A meu ver, sobrestima ele o papel da emoção. E restringe o papel do Papa na sociedade temporal, quando vê nele um mero salvador da democracia. O Papa é, pela natureza de seu múnus, o sustentáculo, o mestre, o guia, de algo de mais alto e profundamente sacral, que é a civilização cristã. Sem embargo, é impossível ler as reflexões de Francisco Campos sem sentir quanto nelas há de verdadeiro, de profundo, de empolgante. Passo-lhe a palavra:

"A vida antiga era um cerimonial; obedecia a um rito, a uma ordem, ao ritmo de um amplo e compassado movimento comparável ao balanço do mar ou à procissão dos períodos, das estações ou fases da natureza.

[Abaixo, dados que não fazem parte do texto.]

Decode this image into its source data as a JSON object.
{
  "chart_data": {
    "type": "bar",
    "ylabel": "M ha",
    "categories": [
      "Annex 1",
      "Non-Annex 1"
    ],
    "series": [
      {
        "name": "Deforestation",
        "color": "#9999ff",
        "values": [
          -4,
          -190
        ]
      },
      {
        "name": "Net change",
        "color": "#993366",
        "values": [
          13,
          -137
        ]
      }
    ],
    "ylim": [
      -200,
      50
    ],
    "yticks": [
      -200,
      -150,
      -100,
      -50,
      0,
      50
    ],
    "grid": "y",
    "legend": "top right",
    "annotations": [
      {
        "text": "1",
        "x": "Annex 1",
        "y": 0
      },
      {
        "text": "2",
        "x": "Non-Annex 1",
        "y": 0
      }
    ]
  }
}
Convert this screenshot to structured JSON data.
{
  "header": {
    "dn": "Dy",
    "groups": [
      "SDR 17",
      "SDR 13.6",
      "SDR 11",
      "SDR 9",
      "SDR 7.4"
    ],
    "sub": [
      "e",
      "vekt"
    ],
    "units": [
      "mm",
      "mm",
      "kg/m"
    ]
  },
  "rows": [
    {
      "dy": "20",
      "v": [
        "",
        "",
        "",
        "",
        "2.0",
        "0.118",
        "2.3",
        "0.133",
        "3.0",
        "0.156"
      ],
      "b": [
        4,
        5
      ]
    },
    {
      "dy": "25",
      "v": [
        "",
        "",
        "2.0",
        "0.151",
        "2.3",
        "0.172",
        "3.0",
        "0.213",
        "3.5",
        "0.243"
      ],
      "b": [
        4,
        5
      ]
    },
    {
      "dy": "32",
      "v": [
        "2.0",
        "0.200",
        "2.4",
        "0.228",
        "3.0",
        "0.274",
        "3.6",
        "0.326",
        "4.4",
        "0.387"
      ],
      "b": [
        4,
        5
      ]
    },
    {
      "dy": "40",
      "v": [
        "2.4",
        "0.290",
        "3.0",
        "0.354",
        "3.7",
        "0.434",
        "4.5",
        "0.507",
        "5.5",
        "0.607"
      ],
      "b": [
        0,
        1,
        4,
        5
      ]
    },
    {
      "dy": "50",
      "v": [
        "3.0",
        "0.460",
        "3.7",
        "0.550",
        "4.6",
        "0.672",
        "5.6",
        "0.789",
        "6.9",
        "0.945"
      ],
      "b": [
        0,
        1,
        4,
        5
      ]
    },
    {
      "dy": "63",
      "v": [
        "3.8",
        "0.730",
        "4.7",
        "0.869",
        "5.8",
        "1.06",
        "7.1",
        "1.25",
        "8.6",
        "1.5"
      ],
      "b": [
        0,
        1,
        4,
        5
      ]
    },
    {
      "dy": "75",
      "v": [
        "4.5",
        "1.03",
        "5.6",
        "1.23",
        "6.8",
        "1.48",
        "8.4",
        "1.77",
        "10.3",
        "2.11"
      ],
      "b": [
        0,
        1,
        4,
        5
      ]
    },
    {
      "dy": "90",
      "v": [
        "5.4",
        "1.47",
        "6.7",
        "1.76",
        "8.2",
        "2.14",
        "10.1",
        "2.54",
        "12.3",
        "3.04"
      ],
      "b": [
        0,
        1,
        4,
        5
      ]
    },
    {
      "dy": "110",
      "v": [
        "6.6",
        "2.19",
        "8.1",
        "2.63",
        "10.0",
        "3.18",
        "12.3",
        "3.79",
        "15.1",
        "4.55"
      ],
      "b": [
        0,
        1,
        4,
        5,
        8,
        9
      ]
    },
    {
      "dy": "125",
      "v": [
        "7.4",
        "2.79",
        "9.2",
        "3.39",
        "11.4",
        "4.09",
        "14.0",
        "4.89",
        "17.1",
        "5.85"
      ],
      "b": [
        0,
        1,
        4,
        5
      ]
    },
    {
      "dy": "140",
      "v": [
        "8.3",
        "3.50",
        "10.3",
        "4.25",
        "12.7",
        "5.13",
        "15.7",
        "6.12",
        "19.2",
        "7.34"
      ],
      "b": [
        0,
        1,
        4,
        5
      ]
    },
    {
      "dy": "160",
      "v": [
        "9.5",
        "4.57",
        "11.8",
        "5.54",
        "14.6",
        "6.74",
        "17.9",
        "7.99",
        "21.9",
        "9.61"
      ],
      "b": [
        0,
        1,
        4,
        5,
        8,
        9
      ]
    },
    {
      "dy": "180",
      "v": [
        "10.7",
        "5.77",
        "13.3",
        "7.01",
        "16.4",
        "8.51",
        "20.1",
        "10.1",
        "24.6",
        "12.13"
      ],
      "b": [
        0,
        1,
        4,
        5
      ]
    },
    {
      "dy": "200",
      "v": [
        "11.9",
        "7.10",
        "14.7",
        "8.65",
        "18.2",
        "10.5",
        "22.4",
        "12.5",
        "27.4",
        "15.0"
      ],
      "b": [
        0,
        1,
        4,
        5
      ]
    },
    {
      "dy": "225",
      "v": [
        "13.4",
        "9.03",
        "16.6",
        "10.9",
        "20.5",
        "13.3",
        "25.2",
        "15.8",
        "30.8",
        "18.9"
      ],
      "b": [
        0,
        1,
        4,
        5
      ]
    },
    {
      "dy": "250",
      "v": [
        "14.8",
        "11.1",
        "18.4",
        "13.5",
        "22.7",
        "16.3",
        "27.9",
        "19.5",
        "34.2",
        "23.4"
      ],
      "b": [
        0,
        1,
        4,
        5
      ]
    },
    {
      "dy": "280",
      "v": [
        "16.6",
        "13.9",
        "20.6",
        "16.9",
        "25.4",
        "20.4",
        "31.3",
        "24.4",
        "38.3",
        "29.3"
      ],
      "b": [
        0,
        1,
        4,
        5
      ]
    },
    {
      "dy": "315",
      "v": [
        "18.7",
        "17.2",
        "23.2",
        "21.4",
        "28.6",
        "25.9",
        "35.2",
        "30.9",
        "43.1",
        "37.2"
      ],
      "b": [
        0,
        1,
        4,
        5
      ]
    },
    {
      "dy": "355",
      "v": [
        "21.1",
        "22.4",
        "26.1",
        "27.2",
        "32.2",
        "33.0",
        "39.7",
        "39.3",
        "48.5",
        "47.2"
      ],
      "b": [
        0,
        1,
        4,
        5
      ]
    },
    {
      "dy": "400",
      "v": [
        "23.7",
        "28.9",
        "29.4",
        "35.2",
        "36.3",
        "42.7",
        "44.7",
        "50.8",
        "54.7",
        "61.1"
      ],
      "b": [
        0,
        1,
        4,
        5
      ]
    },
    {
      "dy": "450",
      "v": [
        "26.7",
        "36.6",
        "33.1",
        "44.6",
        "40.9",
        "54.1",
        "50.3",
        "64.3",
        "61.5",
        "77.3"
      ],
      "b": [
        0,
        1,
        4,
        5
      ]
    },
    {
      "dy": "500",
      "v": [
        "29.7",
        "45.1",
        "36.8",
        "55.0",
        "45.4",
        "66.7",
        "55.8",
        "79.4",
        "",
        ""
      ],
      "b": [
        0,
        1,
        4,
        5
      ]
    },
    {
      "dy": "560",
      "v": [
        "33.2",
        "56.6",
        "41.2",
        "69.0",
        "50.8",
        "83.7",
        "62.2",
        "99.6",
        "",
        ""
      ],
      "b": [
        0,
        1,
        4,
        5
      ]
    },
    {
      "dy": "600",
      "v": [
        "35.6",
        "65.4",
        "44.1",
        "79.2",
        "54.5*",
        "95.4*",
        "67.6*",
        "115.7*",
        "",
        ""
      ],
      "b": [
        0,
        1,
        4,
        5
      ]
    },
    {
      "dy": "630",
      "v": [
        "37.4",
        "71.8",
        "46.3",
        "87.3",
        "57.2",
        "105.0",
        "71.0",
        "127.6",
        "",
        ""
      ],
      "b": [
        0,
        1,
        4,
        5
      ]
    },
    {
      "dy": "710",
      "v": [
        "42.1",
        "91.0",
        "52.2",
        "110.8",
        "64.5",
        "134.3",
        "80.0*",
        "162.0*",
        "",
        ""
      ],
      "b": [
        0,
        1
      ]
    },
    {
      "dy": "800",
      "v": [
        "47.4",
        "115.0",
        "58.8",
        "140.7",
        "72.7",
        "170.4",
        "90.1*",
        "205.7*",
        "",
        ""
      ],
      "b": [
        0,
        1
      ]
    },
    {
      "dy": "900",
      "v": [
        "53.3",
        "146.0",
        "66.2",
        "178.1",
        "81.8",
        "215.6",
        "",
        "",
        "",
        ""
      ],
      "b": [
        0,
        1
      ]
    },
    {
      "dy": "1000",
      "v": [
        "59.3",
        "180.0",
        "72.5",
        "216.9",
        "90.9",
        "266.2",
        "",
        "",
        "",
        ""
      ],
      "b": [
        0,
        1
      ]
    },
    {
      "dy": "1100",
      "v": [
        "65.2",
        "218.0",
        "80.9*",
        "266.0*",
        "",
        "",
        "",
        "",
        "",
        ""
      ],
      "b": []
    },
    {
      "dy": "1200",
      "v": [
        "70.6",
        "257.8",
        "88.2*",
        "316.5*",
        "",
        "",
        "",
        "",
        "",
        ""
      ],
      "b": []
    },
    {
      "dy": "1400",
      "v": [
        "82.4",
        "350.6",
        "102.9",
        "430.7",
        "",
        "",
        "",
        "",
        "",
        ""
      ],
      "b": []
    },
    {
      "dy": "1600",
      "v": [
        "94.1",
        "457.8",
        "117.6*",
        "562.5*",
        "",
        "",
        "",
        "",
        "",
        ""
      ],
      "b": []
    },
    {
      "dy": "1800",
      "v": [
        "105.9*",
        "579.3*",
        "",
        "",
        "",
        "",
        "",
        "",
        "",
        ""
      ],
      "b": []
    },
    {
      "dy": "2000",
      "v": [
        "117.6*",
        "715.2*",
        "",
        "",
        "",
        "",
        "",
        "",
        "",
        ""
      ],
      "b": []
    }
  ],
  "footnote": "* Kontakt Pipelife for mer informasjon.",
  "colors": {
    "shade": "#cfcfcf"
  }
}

"O cerimonial desapareceu da vida de hoje e com ele as largas ondulações do pensamento e da emoção, o compasso de espera que nos permitia, com apoio no passado, saltar sobre o presente, reunindo num só feixe as interferências dos três tempos de que se compõe a vida humana (...).

"Com o cerimonial desaparece, igualmente, aquele compasso de dança das idades, cada qual com a sua medida própria ou seu número de ouro (...). Hoje, as idades se misturam, cada qual envergonhada de si mesma, e não é raro que umas usem as medidas, números, os ritmos, os balanços ou os passos da dança de outras idades, passadas ou futuras."

"(...) Onde empregar, porém, o potencial de emoção do homem de hoje, o qual não é menor do que o do homem de ontem? Onde, a não ser na passividade da posição de espectador? Nos cinemas, nas arquibancadas dos estádios, nos comícios políticos, nos auditórios de discursos e conferências. Esses empregos, ao invés de aliviarem o estado de tensão das emoções, agravam a instabilidade do seu equilíbrio. Eles se limitam a provocar começos de movimento, logo inibidos no seu estado nascente, acentuando o sentimento de frustração, que é o estado habitual do homem contemporâneo. Não encontrando pólos adequados por onde efetuar a descarga de seu potencial emotivo, este flui naturalmente" para "a agitação política, a sinistra mascarada das revoluções, os horrores da guerra, o crime, a literatura e a arte hermética dos intelectuais (...)".

O ilustre brasileiro conclui, então, que só uma cruzada pode revitalizar o mundo de hoje: "Quando digo cruzada, é cruzada de verdade. Não são programas, discursos, radiodifusões, estatísticas, artigos, conferências e discursos. Poderá ser uma quixotada; mas há de ser uma cruzada. Alma, devoção, sacrifício, coragem, risco, paixão".

E eis, por fim, como ele concebe essa cruzada:

"O mundo pede uma cruzada. Eis como (...) imagino que poderia começar esse grande abalo ou esse grande escândalo de que o mundo tanto necessita. O Papa sairia de sua sede gestatória, acompanhado de todas as ordens, confrarias e irmandades. A massa dos peregrinos e dos penitentes seguiria.

"Uma imensa procissão, com as imagens, os emblemas, as flâmulas e os cantos adequados. Pelas aglomerações humanas por onde passasse essa nova cristandade, haveria cerimônias, celebrar-se-iam sacramentos e espetáculos litúrgicos, e se dariam, mais importante do que tudo, verdadeiros testemunhos de sacrifício, de humildade, de penitência, de misericórdia e de imitação de Cristo. As emoções contidas encontrariam na grandeza a libertação que pedem (...) o ideal que quanto mais alto mais convém ao coração do povo.

"(...) Este nosso mundo de hoje, que como Sancho abandonado por seu amo, reclama a volta de dom Quixote, por sentir que sem ele a sua vida não teria sentido. De todos os lados sob os mais diversos nomes e as mais contraditórias aparências, o que o homem dos nossos dias pede e reclama, o que ansiosamente espera — é o retorno de Dom Quixote".

* * *

Dom Quixote, é bem de ver, não simboliza aqui a cavalaria decadente, dom-juanesca e fátua. Ele é o símbolo da cavalaria em seu melhor aspecto, do idealismo excelso, da coragem leonina, do menosprezo dos pequenos cálculos de oportunidade.

Como tudo isto é diverso da fria e seca trivialidade do progressismo e do entreguismo festivo e sanchopanchesco do cardeal Silva Henriquez. Como também da omissão silenciosa daquele cujo nome não pode, entretanto, ser mencionado sem veneração e amor, que se deve ao Papa, isto é, de Paulo VI!

E quanto é verdade que só pelo impulso de uma cruzada espiritual, a Igreja alcançará mover as multidões hodiernas!